Updated on February 7, 2014

A Book Review, by Earl S. Wynn

Published in 1959, this novel, which is considered by many to be a classic and important piece of American literature, has got to be one of the most hated novels from that list of books you're forced to read in highschool. It's like "Lord of the Flies"-- you read it because you have to, because the school says you have to, and there's going to be a test on it, but otherwise, as a kid, you could care less about it. It's famous, everybody knows it, and some board of dried-up arcane magi that lord over the fate of the literary world have decreed year after year that you must read it, or else your education just wouldn't be complete.

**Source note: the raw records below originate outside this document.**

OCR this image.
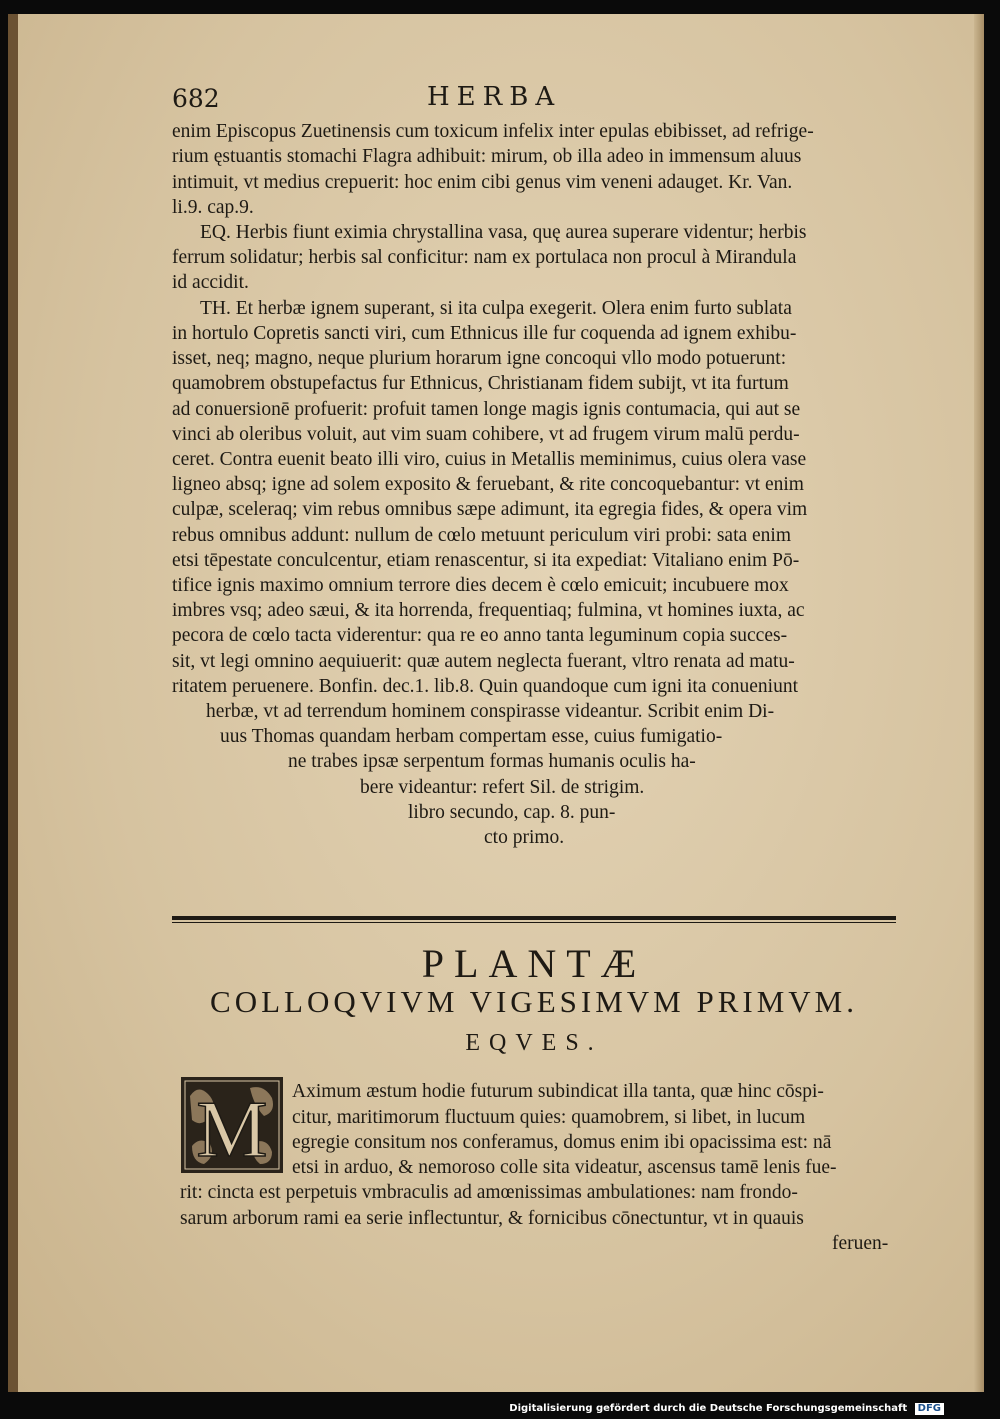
682	HERBA
enim Episcopus Zuetinensis cum toxicum infelix inter epulas ebibisset, ad refrige-
rium ęstuantis stomachi Flagra adhibuit: mirum, ob illa adeo in immensum aluus
intimuit, vt medius crepuerit: hoc enim cibi genus vim veneni adauget. Kr. Van.
li.9. cap.9.
EQ. Herbis fiunt eximia chrystallina vasa, quę aurea superare videntur; herbis
ferrum solidatur; herbis sal conficitur: nam ex portulaca non procul à Mirandula
id accidit.
TH. Et herbæ ignem superant, si ita culpa exegerit. Olera enim furto sublata
in hortulo Copretis sancti viri, cum Ethnicus ille fur coquenda ad ignem exhibu-
isset, neq; magno, neque plurium horarum igne concoqui vllo modo potuerunt:
quamobrem obstupefactus fur Ethnicus, Christianam fidem subijt, vt ita furtum
ad conuersionē profuerit: profuit tamen longe magis ignis contumacia, qui aut se
vinci ab oleribus voluit, aut vim suam cohibere, vt ad frugem virum malū perdu-
ceret. Contra euenit beato illi viro, cuius in Metallis meminimus, cuius olera vase
ligneo absq; igne ad solem exposito & feruebant, & rite concoquebantur: vt enim
culpæ, sceleraq; vim rebus omnibus sæpe adimunt, ita egregia fides, & opera vim
rebus omnibus addunt: nullum de cœlo metuunt periculum viri probi: sata enim
etsi tēpestate conculcentur, etiam renascentur, si ita expediat: Vitaliano enim Pō-
tifice ignis maximo omnium terrore dies decem è cœlo emicuit; incubuere mox
imbres vsq; adeo sæui, & ita horrenda, frequentiaq; fulmina, vt homines iuxta, ac
pecora de cœlo tacta viderentur: qua re eo anno tanta leguminum copia succes-
sit, vt legi omnino aequiuerit: quæ autem neglecta fuerant, vltro renata ad matu-
ritatem peruenere. Bonfin. dec.1. lib.8. Quin quandoque cum igni ita conueniunt
herbæ, vt ad terrendum hominem conspirasse videantur. Scribit enim Di-
uus Thomas quandam herbam compertam esse, cuius fumigatio-
ne trabes ipsæ serpentum formas humanis oculis ha-
bere videantur: refert Sil. de strigim.
libro secundo, cap. 8. pun-
cto primo.
PLANTÆ
COLLOQVIVM VIGESIMVM PRIMVM.
EQVES.
M Aximum æstum hodie futurum subindicat illa tanta, quæ hinc cōspi-
citur, maritimorum fluctuum quies: quamobrem, si libet, in lucum
egregie consitum nos conferamus, domus enim ibi opacissima est: nā
etsi in arduo, & nemoroso colle sita videatur, ascensus tamē lenis fue-
rit: cincta est perpetuis vmbraculis ad amœnissimas ambulationes: nam frondo-
sarum arborum rami ea serie inflectuntur, & fornicibus cōnectuntur, vt in quauis
feruen-
Digitalisierung gefördert durch die Deutsche Forschungsgemeinschaft DFG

Luckily (unluckily?) I bounced around enough in high school and the end of gradeschool that I managed to dodge all the infamous literary bullets --Scarlet Letter, Red Badge of Courage, Lord of the Flies, Catcher in the Rye-- all except "Of Mice and Men" and "Grapes of Wrath", but those weren't so bad. I spent my time reading Asimov and Douglas Adams instead, and when the titles of the books off that "forced-to-read" list crossed my path, I just smiled and thanked the maker I'd been spared whatever horror they contained that so many others had been forced to suffer through.

So how did I end up reading it eventually? How did this horror of the literary world catch up to me? Simple, like a brave hunter of monsters, I went looking for it.

Anyone who is familiar with Ghost in the Shell: Stand Alone Complex will be familiar with at least the title of the book-- it's insinuated into the plotlines of the series, and gets quoted enough times to inspire your curiosity. Heck, even the logo of "The Laughing Man" contains a quote from the book which spins around a stylized laughing face, a tantalizing clue that leads one way to the center of the mystery of "The Laughing Man" and the other way to a dusty piece of American Literature.

But is J.D. Salinger's novel really so bad or dusty or terrible as it's made out to be? I admit it was hard to get through-- it's gritty, it's old, the concepts are archaic and hard to grasp if you're too smart or too inexperienced to grasp it's messages, but I think it really is an important piece of literature, a key piece of stone in the wall of the mature human mind. Why? One reason: It breaks up our preconceptions, throws a light on fakery and facade, and forces us to look at a flawed world with a selfish and impartial eye.

Written from a first person perspective, an "I" that tells the story to the reader, it grips us alot easier and effects the reader alot more fully than if it were written from a more passive, more distant point of view. In fact, if it had been told in anything but the first person, we'd likely never have found ourselves identifying with such a selfish and dirty and altogether unlikeable character as Holden Caulfield, and the book would have been an absolute flop. But told how it is, Salinger manages to reach inside our minds and infect us with a sense of worth, a sense of control over ourselves and our own lives. He teaches the young reader independence, and reminds the old reader what it means to be an adult. For this powerful and direct purpose, I give "The Catcher in the Rye" a firm three stars, for though the message is a full five star message, this book can be a difficult and rough road to travel.